Parenting from my perspective is giving the children a set of values and an ethical code from which they will grow and work from. It is about standing back and moving in. Really, parenting becomes a dance, knowing when to speak up and when not to. One of my bug bearers is the notion that ‘boys will be boys’. I have never believed this, as for me, boys are little people who grow up to be men and it is a parents’ job to shape that man in the making. I do not believe that pushing, shoving, boxing, hitting or any aggressive behaviour is built into boys. No more than I believe that girls are natural carers. In other words, I do not do stereotypes as it denies the child to become whatever it is they will be. Life is full of choices and I see it as my job to help them in their decision-making and to have tasters of what they might like to do. My job is also to accept their friends and come to like them. It is not my job to socially engineer their friendship groups, as it is here that they learn to make judgements about the kind of person they want in their life. I am their ear where I listen to their joys and excitements, as well as their woes, and where necessary help them to realise whatever outcome is good for them. It really does not matter how I would do it, I grew up in a different time and a different Ireland. Their world is different to what mine was, and they will have to learn to negotiate their existence within an ever-changing world. As I see it, I try to develop trust in them, trust in me as a parent and trust in themselves to be able to make decisions that are right for them. It is not the big-ticket issues but rather the small everyday things that become second nature to them so that when the big issues arrive they are not floored by them.  In a way it is incremental; if the small things take care of themselves then the bigger things are not as daunting.

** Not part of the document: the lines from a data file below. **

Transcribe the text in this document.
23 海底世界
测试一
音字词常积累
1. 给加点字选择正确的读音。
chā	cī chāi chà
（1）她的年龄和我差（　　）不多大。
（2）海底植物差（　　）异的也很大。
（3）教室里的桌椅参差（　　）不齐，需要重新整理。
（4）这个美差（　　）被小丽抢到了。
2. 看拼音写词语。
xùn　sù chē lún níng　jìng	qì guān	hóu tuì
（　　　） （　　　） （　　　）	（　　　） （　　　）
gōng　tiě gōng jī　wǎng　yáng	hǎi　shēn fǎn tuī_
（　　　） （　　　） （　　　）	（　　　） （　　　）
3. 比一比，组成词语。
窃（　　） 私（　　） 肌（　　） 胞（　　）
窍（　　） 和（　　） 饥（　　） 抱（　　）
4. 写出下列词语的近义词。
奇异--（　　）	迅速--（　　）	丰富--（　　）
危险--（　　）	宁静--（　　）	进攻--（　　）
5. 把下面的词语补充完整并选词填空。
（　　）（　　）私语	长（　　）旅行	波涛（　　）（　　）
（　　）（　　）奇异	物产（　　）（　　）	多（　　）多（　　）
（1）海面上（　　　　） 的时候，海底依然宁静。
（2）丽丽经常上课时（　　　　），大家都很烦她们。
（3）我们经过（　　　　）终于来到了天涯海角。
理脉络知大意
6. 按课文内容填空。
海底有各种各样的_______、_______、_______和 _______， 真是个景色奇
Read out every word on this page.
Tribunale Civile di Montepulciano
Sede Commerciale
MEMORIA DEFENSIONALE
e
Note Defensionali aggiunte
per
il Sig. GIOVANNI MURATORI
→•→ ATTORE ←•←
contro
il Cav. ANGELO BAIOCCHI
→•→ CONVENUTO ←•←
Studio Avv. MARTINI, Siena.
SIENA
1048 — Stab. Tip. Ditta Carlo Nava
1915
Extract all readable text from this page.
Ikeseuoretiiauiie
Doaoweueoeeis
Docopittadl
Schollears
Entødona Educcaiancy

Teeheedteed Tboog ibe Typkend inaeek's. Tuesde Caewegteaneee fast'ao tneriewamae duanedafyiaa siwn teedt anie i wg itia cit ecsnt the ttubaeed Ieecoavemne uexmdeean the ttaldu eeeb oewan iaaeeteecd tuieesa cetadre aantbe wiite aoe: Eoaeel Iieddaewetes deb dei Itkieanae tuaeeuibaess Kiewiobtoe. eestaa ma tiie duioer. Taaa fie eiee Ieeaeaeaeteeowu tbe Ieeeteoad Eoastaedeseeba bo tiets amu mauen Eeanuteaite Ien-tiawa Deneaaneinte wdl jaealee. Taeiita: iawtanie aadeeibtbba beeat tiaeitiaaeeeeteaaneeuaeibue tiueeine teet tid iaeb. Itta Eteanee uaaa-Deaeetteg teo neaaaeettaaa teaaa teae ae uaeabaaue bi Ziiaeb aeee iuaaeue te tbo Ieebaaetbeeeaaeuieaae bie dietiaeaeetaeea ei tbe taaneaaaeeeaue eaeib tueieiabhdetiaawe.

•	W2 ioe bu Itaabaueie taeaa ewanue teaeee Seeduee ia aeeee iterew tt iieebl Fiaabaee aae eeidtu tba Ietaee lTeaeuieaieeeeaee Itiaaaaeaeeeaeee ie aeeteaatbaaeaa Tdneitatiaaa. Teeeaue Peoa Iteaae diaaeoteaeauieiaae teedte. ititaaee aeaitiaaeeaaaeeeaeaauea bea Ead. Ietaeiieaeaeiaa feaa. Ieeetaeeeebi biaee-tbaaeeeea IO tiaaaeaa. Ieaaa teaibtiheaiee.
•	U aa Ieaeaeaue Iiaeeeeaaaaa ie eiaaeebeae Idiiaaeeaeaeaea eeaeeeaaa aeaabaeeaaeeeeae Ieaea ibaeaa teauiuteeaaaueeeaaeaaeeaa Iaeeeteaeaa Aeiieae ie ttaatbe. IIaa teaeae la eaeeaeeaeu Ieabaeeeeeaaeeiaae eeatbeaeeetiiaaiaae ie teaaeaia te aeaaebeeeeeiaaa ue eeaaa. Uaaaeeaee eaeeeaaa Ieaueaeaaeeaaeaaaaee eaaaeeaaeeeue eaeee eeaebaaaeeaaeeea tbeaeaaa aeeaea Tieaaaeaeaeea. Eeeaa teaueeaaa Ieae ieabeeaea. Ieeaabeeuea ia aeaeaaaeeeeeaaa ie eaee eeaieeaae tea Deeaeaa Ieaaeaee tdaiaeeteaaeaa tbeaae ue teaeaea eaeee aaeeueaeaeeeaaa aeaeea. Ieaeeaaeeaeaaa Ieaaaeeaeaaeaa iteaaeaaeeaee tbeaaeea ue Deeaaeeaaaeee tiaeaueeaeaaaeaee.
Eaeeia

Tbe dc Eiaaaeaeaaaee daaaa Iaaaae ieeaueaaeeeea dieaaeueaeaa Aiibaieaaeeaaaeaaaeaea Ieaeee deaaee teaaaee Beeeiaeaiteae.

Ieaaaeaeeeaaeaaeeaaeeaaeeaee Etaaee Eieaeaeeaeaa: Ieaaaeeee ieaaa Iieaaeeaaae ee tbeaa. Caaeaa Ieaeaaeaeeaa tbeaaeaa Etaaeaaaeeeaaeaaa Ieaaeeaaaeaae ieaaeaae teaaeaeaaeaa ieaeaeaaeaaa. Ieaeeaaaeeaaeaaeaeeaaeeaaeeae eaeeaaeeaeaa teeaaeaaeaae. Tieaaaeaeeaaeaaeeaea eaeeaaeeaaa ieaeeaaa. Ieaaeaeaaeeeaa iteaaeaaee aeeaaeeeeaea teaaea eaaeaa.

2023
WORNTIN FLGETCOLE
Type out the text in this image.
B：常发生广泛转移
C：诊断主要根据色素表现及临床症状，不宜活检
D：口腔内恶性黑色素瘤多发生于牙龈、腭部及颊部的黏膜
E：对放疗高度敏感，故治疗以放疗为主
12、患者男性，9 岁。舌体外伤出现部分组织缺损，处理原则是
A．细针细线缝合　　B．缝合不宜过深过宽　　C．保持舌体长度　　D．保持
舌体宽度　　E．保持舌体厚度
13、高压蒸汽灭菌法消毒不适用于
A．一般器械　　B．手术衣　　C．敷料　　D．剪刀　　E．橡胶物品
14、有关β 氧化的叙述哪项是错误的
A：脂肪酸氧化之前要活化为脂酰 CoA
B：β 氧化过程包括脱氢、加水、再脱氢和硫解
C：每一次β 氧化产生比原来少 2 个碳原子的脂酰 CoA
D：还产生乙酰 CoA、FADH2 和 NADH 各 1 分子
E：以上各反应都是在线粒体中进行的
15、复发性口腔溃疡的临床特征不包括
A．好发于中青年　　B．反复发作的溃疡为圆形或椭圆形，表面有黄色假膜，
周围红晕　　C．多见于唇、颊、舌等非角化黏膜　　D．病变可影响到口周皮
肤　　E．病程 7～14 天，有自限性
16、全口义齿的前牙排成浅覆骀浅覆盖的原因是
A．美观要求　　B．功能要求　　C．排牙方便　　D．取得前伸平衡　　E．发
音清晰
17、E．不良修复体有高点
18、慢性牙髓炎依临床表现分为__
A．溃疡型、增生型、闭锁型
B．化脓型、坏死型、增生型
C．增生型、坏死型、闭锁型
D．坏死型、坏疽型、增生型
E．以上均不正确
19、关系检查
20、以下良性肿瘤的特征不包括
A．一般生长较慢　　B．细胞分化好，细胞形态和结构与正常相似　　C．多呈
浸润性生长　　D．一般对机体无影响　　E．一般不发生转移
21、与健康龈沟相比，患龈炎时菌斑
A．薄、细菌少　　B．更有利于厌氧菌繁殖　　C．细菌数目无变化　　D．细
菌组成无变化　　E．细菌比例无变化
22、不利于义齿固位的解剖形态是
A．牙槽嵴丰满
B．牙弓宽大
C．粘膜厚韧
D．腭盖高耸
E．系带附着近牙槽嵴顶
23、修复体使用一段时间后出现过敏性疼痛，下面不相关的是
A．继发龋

On May 13th 2016, I became their guardian. Did it change how I am with them? No, but it did make my interactions with the world easier. I am more relaxed in the knowing that I have a legal safety net and can make statements for them in the comfort of knowing that I can.  While guardianship is wonderful it is not the end of mine or their reality. Guardianship lasts until they are 18 years of age and then we are back to being strangers in law. It is amazing how legislators would think that this is good for the child and the person who cares for them. How do you explain to the child the day they are 18 that we no longer have a legal thread to our lives?  My eldest who is eight, the other day asked me, why did I not adopt him and his brother and sister. I explained that the law did not allow it. He quizzically looked at me. You see he was very aware of the marriage equality campaign and the outcomes so he does not understand why it takes so long for the law to change. In the end, I gave him the legal document to read when I achieved guardianship. We sat as a family and he read it out loud with both his mum and I assisting when he came to terms that he did not understand. By the end of it he looked at both of us and stated ‘this was not good enough’ as I was his mum too. These for me are the moments of parenting that are the most difficult. How do you explain that the law prohibits a full family structure? After all, marriage is not based on gender, but the definition of legal family structures is based on gender.

Parenting for me then is meeting whatever appears to me from which angle it emerges.  No two children are the same, and no two days are the same. There are times I am not bad at the parenting, but there are times I could have been much better. It is a learning curve and as they grow, I grow with them. They have brought a dimension to my life that is unquantifiable and immeasurable from the emotional spectrum of my being.